Baca Juga:  Sejarah Masa Pra Kenabian Nabi Muhammad SAW (Bagian 2)

Meski demikian, nasib baik tidak selamanya berpihak pada Baghdad. Di tengah gaya hidup mewah para khalifah yang sudah malampaui batas, Baghdad pada akhirnya didatangi malapetaka.

Februari tahun 1258, sekitar 200.000 prajurit Mongol pimpinan Jenderal Hulago Khan menyerbu Baghdad. Slih-alih bertahan untuk menghadapi serangan tersebut ,tentara Abbasiyah yang secara moril sudah miskin keberanian dan semangat itu lari kocar-kacir.

Melukiskan ketidak-berdayaan para tentara Abbasiyah tersebut. Ibnu Katsir dalam al-Bidayah an-Nihayah mengatakan, “Baghdad yang mewah dan indah dibuat jadi lautan darah oleh para prajurit Hulago Khan. Tentara Tartar (Mongol) mengejar pasukan khalifah dan rakyat biasa hingga ke lorong-lorong kota. Mereka dengan biadab membantai tanpa ampun tentara, anak-anak, perempuan dan orang tua. Baghdad menjadi samudera darah dan penderitaan,” tulisnya,

Saat itu Abasiyah di bawah kepemimpinan Khalifah al-Mu’thasim (1243-1258). Setelah berhari-hari bertahan di istananya yang megah, khalifah beserta 300 pejabat dan keluarga istana akhirnya menyerahkan diri pada Jenderal Hulago Khan. Sepuluh hari kemudian seluruh tawanan itu dipancung satu persatu, termasuk al Mu’tashim dan dua puteranya.

Sepeninggal khalifah, Baghdad dibakar dan dijarah habis-habisan. Ribuan artefak, manuskrip sejarah dan buku-buku ilmu pengetahuan pun berubah menjadi abu. Selain kepada harta dan emas, rupanya tentara Mongol sama-sekali tidak tertarik pada aset sejarah dan ilmu pengetahuan.

Baca Juga:  Menelisik Sejarah Islam Di Indonesia

Pada zaman sekarang, sikap itu dimiliki juga oleh militer Amerika Serikat dan Inggris saat menyerang Irak.

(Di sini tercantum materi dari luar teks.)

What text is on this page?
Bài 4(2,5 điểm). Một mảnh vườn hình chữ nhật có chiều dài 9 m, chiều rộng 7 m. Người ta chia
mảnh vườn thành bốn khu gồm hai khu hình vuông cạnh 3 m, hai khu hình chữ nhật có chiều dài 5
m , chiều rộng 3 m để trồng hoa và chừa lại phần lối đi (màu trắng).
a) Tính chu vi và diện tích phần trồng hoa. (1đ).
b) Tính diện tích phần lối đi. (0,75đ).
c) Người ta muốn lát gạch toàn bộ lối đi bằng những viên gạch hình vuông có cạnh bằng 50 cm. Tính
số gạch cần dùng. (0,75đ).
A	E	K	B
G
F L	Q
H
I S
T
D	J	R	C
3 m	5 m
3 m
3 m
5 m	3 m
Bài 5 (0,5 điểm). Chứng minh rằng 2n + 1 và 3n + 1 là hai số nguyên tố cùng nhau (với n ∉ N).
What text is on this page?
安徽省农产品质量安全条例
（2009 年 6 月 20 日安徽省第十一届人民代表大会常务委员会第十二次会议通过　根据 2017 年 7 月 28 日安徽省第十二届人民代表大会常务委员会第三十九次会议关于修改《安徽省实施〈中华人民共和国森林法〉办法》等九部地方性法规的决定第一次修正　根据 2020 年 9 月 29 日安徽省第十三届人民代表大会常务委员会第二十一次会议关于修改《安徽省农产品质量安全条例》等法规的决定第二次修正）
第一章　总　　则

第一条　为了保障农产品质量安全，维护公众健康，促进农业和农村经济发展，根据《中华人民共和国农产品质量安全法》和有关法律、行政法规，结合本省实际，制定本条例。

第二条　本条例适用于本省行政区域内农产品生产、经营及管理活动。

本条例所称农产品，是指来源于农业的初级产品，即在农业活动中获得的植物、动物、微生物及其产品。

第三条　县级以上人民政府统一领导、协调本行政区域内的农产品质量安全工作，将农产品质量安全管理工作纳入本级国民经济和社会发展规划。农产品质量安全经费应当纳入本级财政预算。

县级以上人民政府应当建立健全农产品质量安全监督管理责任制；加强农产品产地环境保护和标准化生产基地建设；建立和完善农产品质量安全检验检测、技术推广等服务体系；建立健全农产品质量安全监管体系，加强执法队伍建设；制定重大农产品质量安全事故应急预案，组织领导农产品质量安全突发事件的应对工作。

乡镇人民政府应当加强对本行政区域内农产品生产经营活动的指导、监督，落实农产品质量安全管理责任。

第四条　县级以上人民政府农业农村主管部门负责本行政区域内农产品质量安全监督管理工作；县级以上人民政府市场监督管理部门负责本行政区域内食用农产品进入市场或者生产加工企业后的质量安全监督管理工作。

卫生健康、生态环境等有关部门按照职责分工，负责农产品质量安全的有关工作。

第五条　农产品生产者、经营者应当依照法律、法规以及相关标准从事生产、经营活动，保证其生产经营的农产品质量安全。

Saat pasukan gabungan keduanya menyerang Irak pada penghujung Maret 2003, kiamat seolah melanda Baghdad untuk kedua kalinya.

Tidak hanya puluhan ribu nyawa manusia telah melayang akibat serangan ilegal dan biadab tersebut, namun ribuan artefak dan manuskrip sejarah penting peninggalan Dinasti Abbasiyah pun ikut musnah dilumat rudal dan dicuri para penjarah dari Museum Nasional Irak. Baghdad yang dulu dikenal sebagai “negeri 1001 malam” berubah menjadi negeri 1001 kehancuran.

Robert Fisk, salah seorang saksi hidup penyerangan Amerika dan Inggris ke Irak, pun mengumpat, “Kehancuran total itu menjadi bencana dan simbol paling memalukan dari upaya pendudukan (yang dilakukan AS dan Inggris) terhadap kota yang pernah melahirkan peradaban dunia”, ujar Fisk dikutip The Independent, 17 September 2007.

Jadi, sampai kapan kekacauan di Timur Tengah akan terus terjadi? Dan butuh berapa lama untuk mengembalikan itu semua? Wallahua’lam bisshawab.